Session presented on Monday, November 9, 2015:

Background: Evidence Based Practice (EBP) is an approach to making health care decisions that integrates best evidence from research with the provider's clinical expertise, the patient's preferences and values with available resources within a health care system. Evidence from current research is considered the primary basis of EBP and the strength of the evidence varies depending on the quality, quantity, and consistency of the available research. When EBP directs decision-making, the quality of patient care improves and health care costs decrease (Melnyk, 2012). It is expected that hospital nurses utilize current research-based evidence to guide patient care decisions (IOM, 2001). Patient care within a health care system is often directed and communicated by written protocols for managing various patient care needs. These documents describe the standards and expectations for nurses in performance of particular nursing activities along with the nurse's roles and responsibilities. Written policy and procedure documents ensure safe and consistent care to patients around the clock (Long, Burkett, & McGee, 2009). These documents may reflect generic policy and procedure manuals or may be created or updated by nurses within the organization. Nurse authors are often directed to cite the "source of information at the end of the policy" (Pape, 2003, p. 154). There are very few studies that specifically look at the sources of evidence, in this case, policies and procedures, nurses use to support patient care decisions. The purpose of this study was to investigate the use of EBP through an examination of nurse-authored hospital policy and procedure documents. This study answered the following questions: 1. What are the information sources nurses cite when creating or updating nursing policies and procedures? 2. Are there variations of source citations between rural and urban, and small and large hospitals?

Methods: This bibliometric study used citation analysis of nursing policy and procedure documents from full member National Network of Libraries of Medicine (NN/LM) hospitals with staffed medical libraries in the intermountain west region of the U.S. A purposive sample of 22 hospitals was selected for the study. Ten hospitals voluntarily shared their nursing policy and procedure documents; seven of the hospitals were located in Idaho, and three were located in Utah. Seven of the participating hospitals were located in urban (>50,000 population) centers and three were located in rural areas; three participating hospitals were small (under 100 licensed beds) and seven were considered large (100 or more licensed beds). 1,581 policy and procedure documents that had been updated or created by a nurse over the previous 12 month period were examined. References to published literature were collected by printing or recording the list of citations from these documents. These citations were the major units of analysis.

Results: Of the 1,581 documents examined, 1,172 (74%) had no citations.
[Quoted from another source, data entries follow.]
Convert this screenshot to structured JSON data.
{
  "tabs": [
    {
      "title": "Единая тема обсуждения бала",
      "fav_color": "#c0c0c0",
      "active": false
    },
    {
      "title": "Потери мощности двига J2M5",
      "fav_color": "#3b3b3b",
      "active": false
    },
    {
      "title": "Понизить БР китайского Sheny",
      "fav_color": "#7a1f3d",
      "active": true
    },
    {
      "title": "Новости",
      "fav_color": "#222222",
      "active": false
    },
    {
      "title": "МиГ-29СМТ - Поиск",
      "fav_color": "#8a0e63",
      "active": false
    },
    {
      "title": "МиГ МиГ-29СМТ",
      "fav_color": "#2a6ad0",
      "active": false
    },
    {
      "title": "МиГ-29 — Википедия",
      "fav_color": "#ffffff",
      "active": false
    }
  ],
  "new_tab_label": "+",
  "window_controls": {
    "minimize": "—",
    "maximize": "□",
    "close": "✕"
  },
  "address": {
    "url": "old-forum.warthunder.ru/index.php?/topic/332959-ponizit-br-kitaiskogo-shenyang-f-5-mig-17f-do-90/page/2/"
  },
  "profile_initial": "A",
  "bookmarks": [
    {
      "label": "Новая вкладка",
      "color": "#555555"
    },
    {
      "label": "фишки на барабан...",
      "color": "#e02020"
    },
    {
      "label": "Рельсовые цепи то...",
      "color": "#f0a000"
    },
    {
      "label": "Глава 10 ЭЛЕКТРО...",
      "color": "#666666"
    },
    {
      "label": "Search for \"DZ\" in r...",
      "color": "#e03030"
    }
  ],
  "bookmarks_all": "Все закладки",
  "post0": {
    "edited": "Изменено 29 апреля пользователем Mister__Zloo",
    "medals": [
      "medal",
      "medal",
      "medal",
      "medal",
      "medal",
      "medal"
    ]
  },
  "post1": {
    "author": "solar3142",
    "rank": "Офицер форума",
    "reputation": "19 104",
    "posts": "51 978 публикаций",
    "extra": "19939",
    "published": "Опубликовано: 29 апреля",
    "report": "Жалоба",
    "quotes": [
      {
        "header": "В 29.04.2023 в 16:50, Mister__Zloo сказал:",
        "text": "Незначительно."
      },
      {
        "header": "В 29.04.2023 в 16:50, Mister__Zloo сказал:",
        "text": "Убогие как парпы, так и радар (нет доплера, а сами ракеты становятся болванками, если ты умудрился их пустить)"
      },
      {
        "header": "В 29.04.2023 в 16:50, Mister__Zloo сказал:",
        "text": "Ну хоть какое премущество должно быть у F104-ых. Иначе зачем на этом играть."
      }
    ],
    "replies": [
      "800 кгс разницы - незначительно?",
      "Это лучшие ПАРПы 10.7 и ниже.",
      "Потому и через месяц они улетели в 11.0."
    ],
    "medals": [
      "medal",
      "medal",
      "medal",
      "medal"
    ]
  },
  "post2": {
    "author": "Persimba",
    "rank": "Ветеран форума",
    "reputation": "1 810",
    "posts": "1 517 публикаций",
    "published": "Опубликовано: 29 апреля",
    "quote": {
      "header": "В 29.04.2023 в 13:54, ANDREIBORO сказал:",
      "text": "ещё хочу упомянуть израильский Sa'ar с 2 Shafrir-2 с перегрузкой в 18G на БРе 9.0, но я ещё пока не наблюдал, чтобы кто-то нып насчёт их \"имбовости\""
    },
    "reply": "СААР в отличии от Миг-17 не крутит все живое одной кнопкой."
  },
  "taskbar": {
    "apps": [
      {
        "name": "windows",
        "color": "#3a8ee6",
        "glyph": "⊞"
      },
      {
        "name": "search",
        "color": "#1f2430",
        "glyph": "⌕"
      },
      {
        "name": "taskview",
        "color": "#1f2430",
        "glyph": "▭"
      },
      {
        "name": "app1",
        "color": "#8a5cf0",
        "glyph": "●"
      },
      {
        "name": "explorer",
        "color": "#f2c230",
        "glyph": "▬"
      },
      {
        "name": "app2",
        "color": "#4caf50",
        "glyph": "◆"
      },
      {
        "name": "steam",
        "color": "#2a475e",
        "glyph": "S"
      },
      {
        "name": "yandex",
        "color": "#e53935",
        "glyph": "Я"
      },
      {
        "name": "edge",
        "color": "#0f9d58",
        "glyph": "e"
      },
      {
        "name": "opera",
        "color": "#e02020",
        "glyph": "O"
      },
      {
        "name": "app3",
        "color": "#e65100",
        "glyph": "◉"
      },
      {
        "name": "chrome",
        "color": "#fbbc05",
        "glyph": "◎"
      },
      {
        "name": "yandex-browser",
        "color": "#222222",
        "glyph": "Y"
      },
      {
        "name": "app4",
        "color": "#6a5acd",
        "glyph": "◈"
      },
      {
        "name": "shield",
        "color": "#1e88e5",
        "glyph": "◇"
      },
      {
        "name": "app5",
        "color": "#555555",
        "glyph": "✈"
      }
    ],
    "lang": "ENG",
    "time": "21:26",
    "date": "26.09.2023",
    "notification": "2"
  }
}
The 409 documents with citations yielded 1,285 individual citations. These citations were evaluated based on the types of sources and year of publication. Analysis of the data found that citations came from the following sources: 27% books, 26% journals, 20% websites, 19% government documents, and 8% from other resources including product manuals, point-of-care summary databases, and meeting minutes. Each type of resource was further analyzed to determine the type of evidence represented. Textbooks, many available electronically, were frequently written by nursing specialty groups publishing their standards of practice and reflected current copyright dates. Journal citations reflected primary research articles, systematic research reviews from medical and nursing journals and clinical practice articles. High quality websites and links to reliable government agencies or well-recognized professional organizations were also cited. EBP summary databases such as the Cochrane Library which is considered the highest level of evidence for practice were rarely cited. Variations between hospitals, specifically urban and rural, and small and large were determined. It was found that citation types varied between large and small hospitals. Small hospitals cited government documents more often than the larger hospitals. Larger hospitals cited more websites. When compared to urban hospitals, rural hospitals cited more books and the average age of the cited resources was older compared to urban hospitals.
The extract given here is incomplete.